There's a fucking mouse in my house.

Ok I know I have an apartment, and I've been trying for almost a week to pretend that it wasn't there. I know you wondering how one can pretend something is not there, but before last night I hadn't actually seen the stupid thing. See I guess its NOT actually in my house per say, however its seems to live in the entry way to my front door. I noticed the other day there were paper towels and a rock outside my front door that appear to have come out of the hole in the frame. Now I was pretending because I didn't stuff paper towels in there. I was trying to assume that whoever live here before me would not actually think that a viable option to fill the whole, but apparently I give them too much credit. Anyways, like I said I was pretending that it wasn't there, being that I hadn't actually seen it.

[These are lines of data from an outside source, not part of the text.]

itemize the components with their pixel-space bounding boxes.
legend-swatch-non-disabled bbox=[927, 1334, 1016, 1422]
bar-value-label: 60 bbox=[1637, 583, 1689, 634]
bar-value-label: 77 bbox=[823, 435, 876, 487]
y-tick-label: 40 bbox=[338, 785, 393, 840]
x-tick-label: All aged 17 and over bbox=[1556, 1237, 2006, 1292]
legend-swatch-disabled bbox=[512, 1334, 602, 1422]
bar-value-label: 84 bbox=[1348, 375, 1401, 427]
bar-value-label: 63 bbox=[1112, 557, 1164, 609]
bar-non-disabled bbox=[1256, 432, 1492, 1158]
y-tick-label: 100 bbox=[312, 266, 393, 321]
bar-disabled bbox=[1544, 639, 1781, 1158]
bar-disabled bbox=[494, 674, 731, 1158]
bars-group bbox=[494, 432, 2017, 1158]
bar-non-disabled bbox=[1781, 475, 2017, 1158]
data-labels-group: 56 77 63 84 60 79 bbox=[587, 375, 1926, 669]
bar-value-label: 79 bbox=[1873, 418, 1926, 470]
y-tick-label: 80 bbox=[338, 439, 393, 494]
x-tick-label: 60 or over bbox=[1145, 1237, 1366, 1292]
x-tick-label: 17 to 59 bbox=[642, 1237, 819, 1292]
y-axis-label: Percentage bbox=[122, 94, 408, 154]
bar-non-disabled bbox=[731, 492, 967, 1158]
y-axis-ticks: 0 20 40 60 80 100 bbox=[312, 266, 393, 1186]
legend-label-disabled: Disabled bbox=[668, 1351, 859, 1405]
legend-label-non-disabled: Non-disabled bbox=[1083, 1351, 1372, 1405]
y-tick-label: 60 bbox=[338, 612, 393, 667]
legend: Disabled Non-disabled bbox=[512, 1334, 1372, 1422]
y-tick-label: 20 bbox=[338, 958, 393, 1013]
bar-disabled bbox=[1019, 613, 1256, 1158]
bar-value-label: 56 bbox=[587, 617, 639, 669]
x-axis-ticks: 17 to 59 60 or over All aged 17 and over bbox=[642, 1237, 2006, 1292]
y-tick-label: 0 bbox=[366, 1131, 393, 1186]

Well last night I opened up the door and turned on the light, and this little thing crawled out of the air conditioning. Then it proceeded to crawl up into a whole that I would guess goes under the stairs to the apartment above mine. Ish. I do actually have all my christmas stuff out there and now I'm not sure I will be touching any of that anytime soon. Hope it doesn't get really hot because I'm sooooo not touching the Air conditioner, which I think I might now actually be afraid of.
I really don't know what to do about the mouse becuase I don't think I can do the whole trap thing, and I'll be real honest and say that Idon't know how else to get rid of it. I mean seriously if filling the whole with paper towels didn't work I really don't know what will. On the plus side I'm happy that it was not a rat. As I was kind of freaked out at the idea of a rat being in my house. Ever since I saw this HUGE ASS rat run across the street and down the alleyway between my building and the building next to mine.
Seriously I just want a normal apartment where the only living things are people. Is that really too much to ask. You would think not but apparently it is.